Which is incorrect by European standards. We use the first Sunday
as the start of the week. I could overcome this by deducting "1"
from the week number but that throws out next year as Sunday is the
start of the year 2006 so deducting "1" from it will bugger up next
years calendar. Also a really weird thing is if you put the
following in a new fields in a query Access:
Week Number: DatePart("ww",[AppointmentDate]) and another field
DayOfWeek: (DatePart("w",[AppointmentDate]))

In the first you get the wrong week number as explained but the
second also produces a day name that is one day out so January the
1st shows as Sunday when it is actualy Saturday. So to get the
correct week and day I have to change code to:

Week Number: DatePart("ww",[AppointmentDate]-1) and another field
DayOfWeek: (DatePart("w",[AppointmentDate]-1))

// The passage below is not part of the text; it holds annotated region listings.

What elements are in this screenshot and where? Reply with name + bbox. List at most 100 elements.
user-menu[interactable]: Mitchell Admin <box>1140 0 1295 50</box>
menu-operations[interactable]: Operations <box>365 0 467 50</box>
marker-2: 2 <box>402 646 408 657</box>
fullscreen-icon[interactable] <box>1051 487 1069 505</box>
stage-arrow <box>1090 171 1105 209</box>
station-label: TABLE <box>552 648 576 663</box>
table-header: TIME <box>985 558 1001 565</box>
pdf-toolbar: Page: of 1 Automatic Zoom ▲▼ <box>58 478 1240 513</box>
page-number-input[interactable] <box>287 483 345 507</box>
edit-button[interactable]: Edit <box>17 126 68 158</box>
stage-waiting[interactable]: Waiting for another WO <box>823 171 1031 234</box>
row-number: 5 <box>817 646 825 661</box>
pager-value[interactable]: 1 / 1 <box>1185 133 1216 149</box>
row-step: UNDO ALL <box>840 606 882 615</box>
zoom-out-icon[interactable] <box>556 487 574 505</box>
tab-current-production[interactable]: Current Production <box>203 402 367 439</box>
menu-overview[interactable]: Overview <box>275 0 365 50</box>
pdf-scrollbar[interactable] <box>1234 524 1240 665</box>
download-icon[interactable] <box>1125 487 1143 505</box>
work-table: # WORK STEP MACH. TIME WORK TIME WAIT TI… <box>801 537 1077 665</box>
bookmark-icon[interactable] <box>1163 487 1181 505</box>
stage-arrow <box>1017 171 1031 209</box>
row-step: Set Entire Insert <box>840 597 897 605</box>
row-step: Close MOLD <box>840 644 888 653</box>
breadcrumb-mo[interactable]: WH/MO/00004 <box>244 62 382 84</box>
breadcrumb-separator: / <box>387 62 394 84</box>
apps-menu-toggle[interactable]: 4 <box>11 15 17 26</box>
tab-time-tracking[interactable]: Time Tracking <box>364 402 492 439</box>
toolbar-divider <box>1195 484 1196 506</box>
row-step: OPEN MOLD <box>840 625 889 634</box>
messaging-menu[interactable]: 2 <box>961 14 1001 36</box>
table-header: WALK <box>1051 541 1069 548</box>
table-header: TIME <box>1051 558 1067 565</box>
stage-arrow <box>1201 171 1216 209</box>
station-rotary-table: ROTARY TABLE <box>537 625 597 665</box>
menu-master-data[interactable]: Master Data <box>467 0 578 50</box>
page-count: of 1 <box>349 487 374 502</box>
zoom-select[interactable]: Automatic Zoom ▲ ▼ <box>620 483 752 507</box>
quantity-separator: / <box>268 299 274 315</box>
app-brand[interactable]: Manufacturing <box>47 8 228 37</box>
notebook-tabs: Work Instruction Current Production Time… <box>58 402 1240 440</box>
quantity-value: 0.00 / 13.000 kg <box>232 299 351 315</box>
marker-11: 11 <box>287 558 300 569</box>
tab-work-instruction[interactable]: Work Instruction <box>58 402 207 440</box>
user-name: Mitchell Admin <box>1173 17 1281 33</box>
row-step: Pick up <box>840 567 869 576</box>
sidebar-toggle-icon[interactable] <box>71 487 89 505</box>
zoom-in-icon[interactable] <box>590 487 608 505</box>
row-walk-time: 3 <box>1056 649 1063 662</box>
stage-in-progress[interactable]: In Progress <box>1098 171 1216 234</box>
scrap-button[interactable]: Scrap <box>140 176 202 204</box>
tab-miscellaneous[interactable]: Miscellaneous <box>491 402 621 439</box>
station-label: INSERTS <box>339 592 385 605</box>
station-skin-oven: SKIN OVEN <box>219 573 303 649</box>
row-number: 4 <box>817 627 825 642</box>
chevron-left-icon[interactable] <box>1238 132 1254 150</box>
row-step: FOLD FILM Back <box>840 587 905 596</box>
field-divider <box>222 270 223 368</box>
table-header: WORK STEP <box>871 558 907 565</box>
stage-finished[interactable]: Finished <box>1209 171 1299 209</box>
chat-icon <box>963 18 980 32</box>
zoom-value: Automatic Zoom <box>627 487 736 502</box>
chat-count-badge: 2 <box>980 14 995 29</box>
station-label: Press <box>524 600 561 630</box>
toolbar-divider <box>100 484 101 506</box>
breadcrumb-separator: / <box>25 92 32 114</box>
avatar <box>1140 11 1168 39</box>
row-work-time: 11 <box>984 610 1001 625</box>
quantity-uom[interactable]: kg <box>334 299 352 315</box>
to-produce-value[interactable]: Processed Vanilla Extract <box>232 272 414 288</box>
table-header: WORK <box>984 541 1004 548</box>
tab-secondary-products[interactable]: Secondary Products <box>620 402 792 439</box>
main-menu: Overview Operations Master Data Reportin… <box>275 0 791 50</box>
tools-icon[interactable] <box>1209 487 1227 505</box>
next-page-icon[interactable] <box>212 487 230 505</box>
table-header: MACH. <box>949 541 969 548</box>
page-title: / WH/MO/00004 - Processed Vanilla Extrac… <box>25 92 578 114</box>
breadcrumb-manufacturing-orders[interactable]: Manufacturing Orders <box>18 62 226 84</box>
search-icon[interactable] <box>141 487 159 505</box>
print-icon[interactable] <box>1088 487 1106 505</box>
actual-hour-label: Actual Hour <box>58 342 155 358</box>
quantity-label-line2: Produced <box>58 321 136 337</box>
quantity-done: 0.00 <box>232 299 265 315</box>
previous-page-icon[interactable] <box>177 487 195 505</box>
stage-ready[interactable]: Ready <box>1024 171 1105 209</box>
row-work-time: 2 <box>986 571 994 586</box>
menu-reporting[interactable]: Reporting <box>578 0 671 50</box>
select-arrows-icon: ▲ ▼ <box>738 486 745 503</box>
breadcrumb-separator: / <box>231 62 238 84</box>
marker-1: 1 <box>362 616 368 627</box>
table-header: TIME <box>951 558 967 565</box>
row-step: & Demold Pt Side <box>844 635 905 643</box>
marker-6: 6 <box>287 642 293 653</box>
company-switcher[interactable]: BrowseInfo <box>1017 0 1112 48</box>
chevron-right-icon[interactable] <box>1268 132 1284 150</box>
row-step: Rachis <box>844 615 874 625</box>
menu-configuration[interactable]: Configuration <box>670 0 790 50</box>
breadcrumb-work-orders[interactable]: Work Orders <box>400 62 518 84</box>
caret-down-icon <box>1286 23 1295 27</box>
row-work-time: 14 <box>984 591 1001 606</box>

If you can show me how to attach additional expressions to the
query I would be very grateful

Life sure gets complicated


message What exactly are you trying to do in your queries?

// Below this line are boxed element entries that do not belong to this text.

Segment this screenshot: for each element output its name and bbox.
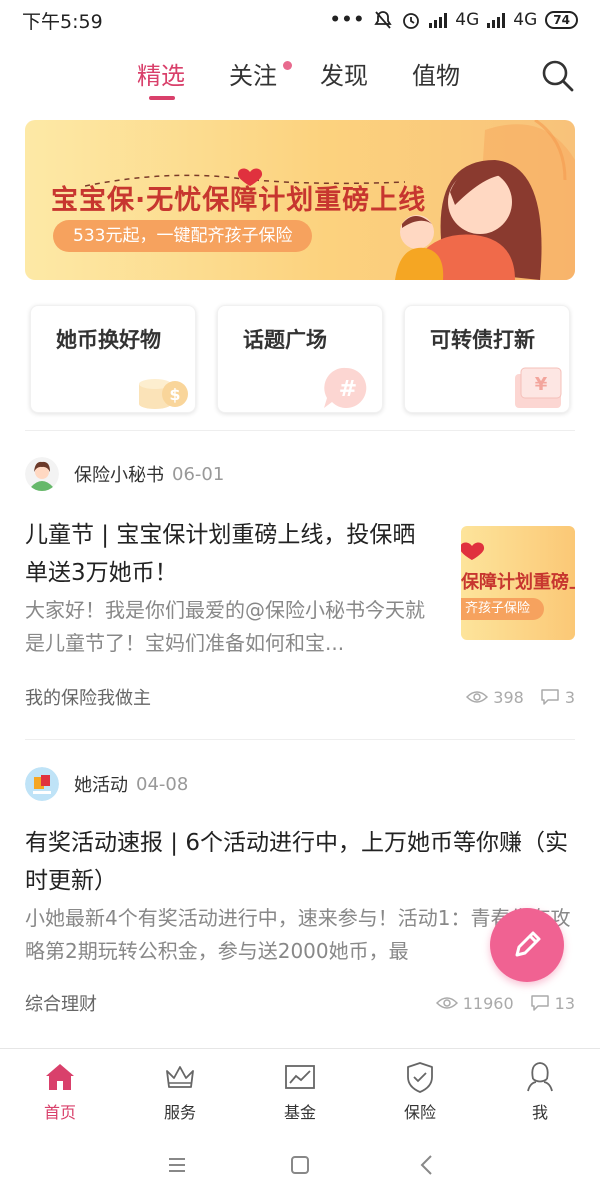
eye-icon (435, 997, 458, 1009)
signal-icon (429, 12, 448, 28)
home-square-icon[interactable] (285, 1150, 315, 1180)
bottom-tab-home[interactable]: 首页 (0, 1049, 120, 1128)
bottom-tab-me[interactable]: 我 (480, 1049, 600, 1128)
bottom-tab-insurance[interactable]: 保险 (360, 1049, 480, 1128)
tab-active-indicator (149, 96, 175, 100)
network-label-2: 4G (513, 10, 538, 30)
bottom-tab-funds[interactable]: 基金 (240, 1049, 360, 1128)
shortcut-cards: 她币换好物 $ 话题广场 # 可转债打新 ¥ (30, 305, 570, 413)
menu-icon[interactable] (162, 1150, 192, 1180)
divider (25, 430, 575, 431)
svg-text:¥: ¥ (535, 374, 548, 395)
tab-featured[interactable]: 精选 (137, 56, 185, 91)
mute-bell-icon (374, 11, 392, 29)
author-name[interactable]: 保险小秘书 (74, 461, 164, 487)
post-meta: 综合理财 11960 13 (25, 988, 575, 1018)
crown-icon (166, 1066, 194, 1088)
svg-text:#: # (339, 377, 357, 402)
status-bar: 下午5:59 ••• 4G 4G 74 (0, 0, 600, 40)
post-title[interactable]: 儿童节 | 宝宝保计划重磅上线，投保晒单送3万她币！ (25, 516, 435, 592)
coin-icon: $ (139, 379, 188, 409)
post-card[interactable]: 她活动 04-08 有奖活动速报 | 6个活动进行中，上万她币等你赚（实时更新）… (25, 766, 575, 1026)
post-excerpt: 大家好！我是你们最爱的@保险小秘书今天就是儿童节了！宝妈们准备如何和宝... (25, 598, 425, 655)
post-card[interactable]: 保险小秘书 06-01 儿童节 | 宝宝保计划重磅上线，投保晒单送3万她币！ 大… (25, 456, 575, 716)
shortcut-label: 话题广场 (243, 328, 327, 352)
chart-icon (285, 1065, 315, 1089)
bottom-tab-label: 我 (531, 1103, 548, 1122)
thumbnail-subtext: 齐孩子保险 (461, 598, 545, 620)
heart-icon (461, 542, 485, 560)
bottom-tab-label: 基金 (283, 1103, 316, 1122)
mother-baby-illustration (395, 120, 575, 280)
comment-icon (541, 689, 559, 705)
battery-icon: 74 (545, 11, 578, 29)
post-stats: 398 3 (466, 688, 575, 707)
post-stats: 11960 13 (435, 993, 575, 1013)
eye-icon (466, 691, 489, 703)
search-icon[interactable] (540, 58, 576, 94)
shortcut-convertible-bond[interactable]: 可转债打新 ¥ (404, 305, 570, 413)
home-icon (46, 1064, 74, 1090)
comment-count: 3 (564, 687, 575, 707)
bottom-tab-label: 服务 (163, 1103, 196, 1122)
author-row: 她活动 04-08 (25, 766, 188, 802)
status-time: 下午5:59 (22, 10, 103, 33)
thumbnail-text: 保障计划重磅上 (461, 572, 575, 593)
post-date: 04-08 (136, 773, 189, 795)
post-title[interactable]: 有奖活动速报 | 6个活动进行中，上万她币等你赚（实时更新） (25, 824, 575, 900)
top-tab-bar: 精选 关注 发现 值物 (0, 56, 600, 106)
back-icon[interactable] (412, 1150, 442, 1180)
compose-button[interactable] (490, 908, 564, 982)
yen-ticket-icon: ¥ (515, 367, 562, 408)
view-count: 398 (493, 687, 524, 707)
status-icons: ••• 4G 4G 74 (330, 10, 578, 30)
user-icon (527, 1062, 553, 1092)
dots-icon: ••• (329, 10, 366, 30)
system-navigation-bar (0, 1130, 600, 1200)
shortcut-label: 她币换好物 (56, 328, 161, 352)
bottom-tab-services[interactable]: 服务 (120, 1049, 240, 1128)
tab-discover[interactable]: 发现 (320, 56, 368, 91)
post-meta: 我的保险我做主 398 3 (25, 682, 575, 712)
author-name[interactable]: 她活动 (74, 771, 128, 797)
comment-icon (530, 995, 549, 1011)
shortcut-topic-square[interactable]: 话题广场 # (217, 305, 383, 413)
network-label-1: 4G (455, 10, 480, 30)
bottom-tab-label: 保险 (403, 1103, 436, 1122)
avatar[interactable] (25, 767, 59, 801)
tab-goods[interactable]: 值物 (412, 56, 460, 91)
post-tag[interactable]: 我的保险我做主 (25, 684, 151, 710)
hashtag-icon: # (324, 367, 367, 408)
signal-icon-2 (487, 12, 506, 28)
comment-count: 13 (554, 993, 575, 1013)
author-row: 保险小秘书 06-01 (25, 456, 224, 492)
bottom-tab-label: 首页 (43, 1103, 76, 1122)
divider (25, 739, 575, 740)
post-date: 06-01 (172, 463, 225, 485)
shield-icon (407, 1062, 433, 1093)
promo-banner[interactable]: 宝宝保·无忧保障计划重磅上线 533元起，一键配齐孩子保险 (25, 120, 575, 280)
avatar[interactable] (25, 457, 59, 491)
banner-subtitle: 533元起，一键配齐孩子保险 (53, 220, 313, 252)
shortcut-label: 可转债打新 (430, 328, 535, 352)
tab-following[interactable]: 关注 (229, 56, 277, 91)
post-thumbnail[interactable]: 保障计划重磅上 齐孩子保险 (461, 526, 575, 640)
notification-dot (283, 61, 292, 70)
bottom-tab-bar: 首页 服务 基金 保险 我 (0, 1048, 600, 1128)
svg-text:$: $ (169, 385, 180, 404)
alarm-icon (403, 13, 420, 29)
view-count: 11960 (462, 993, 514, 1013)
pencil-icon (515, 931, 541, 957)
post-tag[interactable]: 综合理财 (25, 990, 97, 1016)
shortcut-coin-exchange[interactable]: 她币换好物 $ (30, 305, 196, 413)
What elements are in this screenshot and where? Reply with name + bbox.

Provided you're running the queries from inside of Access, you can
use the Format and DatePart functions in queries.

--
Doug Steele, Microsoft Access MVP

(no e-mails, please!)



Thank you Douglas

will any of these have an effect on Queries? or do you have to
convert resulting data in the report?

message The Format and DatePart functions both have optional parameters
that let you specify both First Day of the Week, and First Week
of the Year.

There's also an API you can call (sorry, but I've forgotten the
exact one at the moment), but I don't believe there's any way to
make the change permanent.

--
Doug Steele, Microsoft Access MVP

(no e-mails, please!)



Hi all

Does anyone know how to change the First Day of Week in access.
The system is realy strange. I have been working on this all
night. What I have found is that access or the regional
settings of my computer (I don't know which) counts the first
few days of the new year as the first week regardless of the
day names. Whereas most systems including diaries count the
first week as from the first sunday. So according to access 31
Dec 2004 was week 53 and 1st Jan 05 was week 1 now this is
where it gets confusing if you can't understand why your week
numbers are wrong, 2nd Jan 05 is week 2? meaning that week one
in access has only got 1 day!! I am hoping that if I change the
first day of the week to Sunday as in most diaries, that week 1
will have 7 days. Would be nice wouldn't it.